Disclosure Statement
No potential conflict of interest was reported by the author(s).
Notes
1 This project was determined to be exempt by both universities’ Institutional Review Boards (Old Dominion IRB# 1440491-1, University of Nevada, Las Vegas IRB#1099958-1). Consent was passive in nature, given the anonymity of completing the survey online. After receiving information about the survey’s purpose, time expectations, and anonymity, participants were told “By moving onto the next page, you are voluntarily agreeing to participate in this survey and acknowledge that you have received sufficient information about the research to make the decision to participate.” The contact information of the principal investigators was also provided.
2 The 2020 American Community Survey reports that White, non-Hispanic individuals make up 60.1% of the U.S. population, Black or African American citizens make up 12.2% of the population, and biracial White and Black citizens make up 0.1% of the U.S. population (U.S. Census Bureau, Citation2020). Thus, our sample slightly overrepresents White, non-Hispanic respondents as well as Black or African American respondents.

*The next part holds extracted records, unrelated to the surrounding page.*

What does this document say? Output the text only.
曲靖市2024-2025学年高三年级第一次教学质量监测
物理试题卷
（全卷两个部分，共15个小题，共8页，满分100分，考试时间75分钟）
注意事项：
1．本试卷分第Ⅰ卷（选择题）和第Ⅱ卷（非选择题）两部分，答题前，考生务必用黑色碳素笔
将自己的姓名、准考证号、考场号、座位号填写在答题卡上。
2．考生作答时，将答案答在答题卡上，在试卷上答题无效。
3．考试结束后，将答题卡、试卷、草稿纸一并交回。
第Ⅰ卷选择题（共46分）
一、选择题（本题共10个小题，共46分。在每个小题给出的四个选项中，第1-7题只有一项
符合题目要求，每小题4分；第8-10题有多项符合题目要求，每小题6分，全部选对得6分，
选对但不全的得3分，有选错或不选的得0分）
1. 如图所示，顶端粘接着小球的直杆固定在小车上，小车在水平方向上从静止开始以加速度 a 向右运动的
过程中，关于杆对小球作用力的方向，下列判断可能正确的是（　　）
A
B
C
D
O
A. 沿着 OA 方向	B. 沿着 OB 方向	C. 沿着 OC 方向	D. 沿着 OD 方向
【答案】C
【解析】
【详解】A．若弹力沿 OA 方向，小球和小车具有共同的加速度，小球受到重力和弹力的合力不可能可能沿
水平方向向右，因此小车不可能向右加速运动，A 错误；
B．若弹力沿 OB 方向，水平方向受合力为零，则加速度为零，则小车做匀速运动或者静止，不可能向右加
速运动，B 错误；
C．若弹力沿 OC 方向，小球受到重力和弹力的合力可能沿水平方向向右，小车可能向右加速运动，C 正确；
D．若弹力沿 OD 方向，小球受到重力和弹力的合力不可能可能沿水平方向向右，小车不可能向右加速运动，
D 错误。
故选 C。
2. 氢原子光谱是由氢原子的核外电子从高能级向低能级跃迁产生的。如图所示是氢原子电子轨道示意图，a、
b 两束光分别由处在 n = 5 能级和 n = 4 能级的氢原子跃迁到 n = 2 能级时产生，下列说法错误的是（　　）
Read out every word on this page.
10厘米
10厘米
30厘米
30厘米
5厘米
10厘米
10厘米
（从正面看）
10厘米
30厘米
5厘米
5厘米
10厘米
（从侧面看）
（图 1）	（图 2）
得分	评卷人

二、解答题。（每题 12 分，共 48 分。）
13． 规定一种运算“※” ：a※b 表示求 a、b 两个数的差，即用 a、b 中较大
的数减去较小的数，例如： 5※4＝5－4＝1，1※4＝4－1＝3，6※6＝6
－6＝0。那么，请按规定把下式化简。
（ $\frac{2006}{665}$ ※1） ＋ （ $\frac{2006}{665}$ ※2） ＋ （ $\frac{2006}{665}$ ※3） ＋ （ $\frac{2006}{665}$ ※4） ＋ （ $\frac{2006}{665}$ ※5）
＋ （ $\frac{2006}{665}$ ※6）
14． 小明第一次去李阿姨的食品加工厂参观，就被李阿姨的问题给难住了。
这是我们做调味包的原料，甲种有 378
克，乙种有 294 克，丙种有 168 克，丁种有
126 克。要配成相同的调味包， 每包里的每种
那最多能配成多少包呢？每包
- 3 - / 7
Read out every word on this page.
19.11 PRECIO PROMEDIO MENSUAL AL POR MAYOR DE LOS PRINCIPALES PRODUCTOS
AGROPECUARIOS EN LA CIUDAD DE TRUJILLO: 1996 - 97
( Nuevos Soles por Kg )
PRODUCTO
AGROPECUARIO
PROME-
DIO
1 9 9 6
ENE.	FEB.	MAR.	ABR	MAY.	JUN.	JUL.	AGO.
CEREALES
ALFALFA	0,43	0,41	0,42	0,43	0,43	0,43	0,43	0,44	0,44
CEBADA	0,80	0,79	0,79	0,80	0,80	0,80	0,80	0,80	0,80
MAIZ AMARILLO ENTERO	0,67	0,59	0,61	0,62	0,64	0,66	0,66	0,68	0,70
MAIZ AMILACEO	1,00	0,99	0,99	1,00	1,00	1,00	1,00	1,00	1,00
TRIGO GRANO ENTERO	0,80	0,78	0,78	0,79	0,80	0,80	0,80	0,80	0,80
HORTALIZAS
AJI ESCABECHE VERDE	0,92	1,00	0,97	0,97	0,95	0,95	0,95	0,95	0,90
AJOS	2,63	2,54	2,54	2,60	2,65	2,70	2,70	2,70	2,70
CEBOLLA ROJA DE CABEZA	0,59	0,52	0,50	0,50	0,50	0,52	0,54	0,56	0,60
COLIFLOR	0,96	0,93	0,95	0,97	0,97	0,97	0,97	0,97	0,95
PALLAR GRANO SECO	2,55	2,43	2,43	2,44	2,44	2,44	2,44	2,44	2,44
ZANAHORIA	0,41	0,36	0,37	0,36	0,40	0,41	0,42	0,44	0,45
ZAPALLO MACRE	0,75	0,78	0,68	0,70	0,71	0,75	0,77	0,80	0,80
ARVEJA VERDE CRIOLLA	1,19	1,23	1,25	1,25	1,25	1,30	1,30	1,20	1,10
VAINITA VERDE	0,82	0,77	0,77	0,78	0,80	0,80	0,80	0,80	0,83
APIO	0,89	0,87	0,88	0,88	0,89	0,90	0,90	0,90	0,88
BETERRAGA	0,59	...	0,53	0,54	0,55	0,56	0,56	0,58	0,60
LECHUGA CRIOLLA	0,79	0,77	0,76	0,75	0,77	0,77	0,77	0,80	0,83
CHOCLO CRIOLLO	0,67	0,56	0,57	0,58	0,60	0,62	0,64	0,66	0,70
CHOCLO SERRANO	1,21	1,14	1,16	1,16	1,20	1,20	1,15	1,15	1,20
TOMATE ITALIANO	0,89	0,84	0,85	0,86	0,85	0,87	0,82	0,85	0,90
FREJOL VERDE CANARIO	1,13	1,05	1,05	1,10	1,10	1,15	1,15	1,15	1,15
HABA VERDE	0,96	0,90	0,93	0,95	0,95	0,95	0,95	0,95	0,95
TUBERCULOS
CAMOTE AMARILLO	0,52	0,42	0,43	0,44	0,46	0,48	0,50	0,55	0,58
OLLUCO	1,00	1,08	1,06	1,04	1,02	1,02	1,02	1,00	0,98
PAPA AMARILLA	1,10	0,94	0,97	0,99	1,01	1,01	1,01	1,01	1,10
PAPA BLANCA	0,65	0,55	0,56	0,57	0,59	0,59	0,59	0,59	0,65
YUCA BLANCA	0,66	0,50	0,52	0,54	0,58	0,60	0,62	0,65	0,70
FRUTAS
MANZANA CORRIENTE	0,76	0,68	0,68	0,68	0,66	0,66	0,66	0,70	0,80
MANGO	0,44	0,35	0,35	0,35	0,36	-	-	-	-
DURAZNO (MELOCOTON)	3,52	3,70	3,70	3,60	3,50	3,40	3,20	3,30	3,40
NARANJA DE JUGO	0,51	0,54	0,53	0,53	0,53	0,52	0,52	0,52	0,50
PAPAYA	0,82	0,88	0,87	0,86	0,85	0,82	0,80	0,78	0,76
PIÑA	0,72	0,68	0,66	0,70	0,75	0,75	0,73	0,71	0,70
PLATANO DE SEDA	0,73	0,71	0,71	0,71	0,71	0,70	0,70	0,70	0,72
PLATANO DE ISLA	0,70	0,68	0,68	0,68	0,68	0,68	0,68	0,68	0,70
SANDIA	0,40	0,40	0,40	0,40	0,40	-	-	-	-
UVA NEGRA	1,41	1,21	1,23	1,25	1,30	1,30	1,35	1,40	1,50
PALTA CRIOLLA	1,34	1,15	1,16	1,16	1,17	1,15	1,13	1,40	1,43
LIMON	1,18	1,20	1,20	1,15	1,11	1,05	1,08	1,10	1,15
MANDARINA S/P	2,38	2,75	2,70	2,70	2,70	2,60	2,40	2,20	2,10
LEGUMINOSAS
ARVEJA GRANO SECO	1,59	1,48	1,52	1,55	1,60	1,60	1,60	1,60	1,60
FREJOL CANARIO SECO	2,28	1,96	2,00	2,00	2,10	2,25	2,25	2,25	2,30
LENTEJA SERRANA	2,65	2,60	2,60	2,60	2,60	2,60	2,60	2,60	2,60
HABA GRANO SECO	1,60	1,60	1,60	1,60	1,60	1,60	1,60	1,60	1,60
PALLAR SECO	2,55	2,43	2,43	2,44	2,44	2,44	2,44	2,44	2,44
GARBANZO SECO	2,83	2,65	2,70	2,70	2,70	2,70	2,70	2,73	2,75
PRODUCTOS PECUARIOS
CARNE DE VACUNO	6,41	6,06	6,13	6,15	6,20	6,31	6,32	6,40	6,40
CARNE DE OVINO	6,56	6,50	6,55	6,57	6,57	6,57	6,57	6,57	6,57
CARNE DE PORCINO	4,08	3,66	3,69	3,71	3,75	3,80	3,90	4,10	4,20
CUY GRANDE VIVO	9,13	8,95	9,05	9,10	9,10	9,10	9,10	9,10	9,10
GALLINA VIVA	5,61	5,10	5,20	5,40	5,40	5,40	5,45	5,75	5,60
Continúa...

3 McDonough et al., Citation2005, for example, found that 81% of adults exhibited SES stability between 1967–1982.
4 Despite the name, the items in this subscale do not specify that the questions are meant for White respondents only – the language is broader, including things like “I am angry that racism exists” or “Racism is dehumanizing to people of all races, including Whites.”
5 We also examined models (available from the authors) in which standard errors were clustered by individuals (935 clusters) as well as by scenario type (3 clusters). The results were substantively the same across all specifications, with relatively little variation in statistical significance. Given that scenarios were assigned to individuals and that we are not claiming that our sample is representative, we report the results from the models using robust but not-clustered standard errors (see Abadie et al., Citation2017).
6 We also ran the SEM on our White respondents only (after dropping the initial relationship between one’s race to structural variables) as a sensitivity analyses. Results did not differ meaningfully when examining only Whites.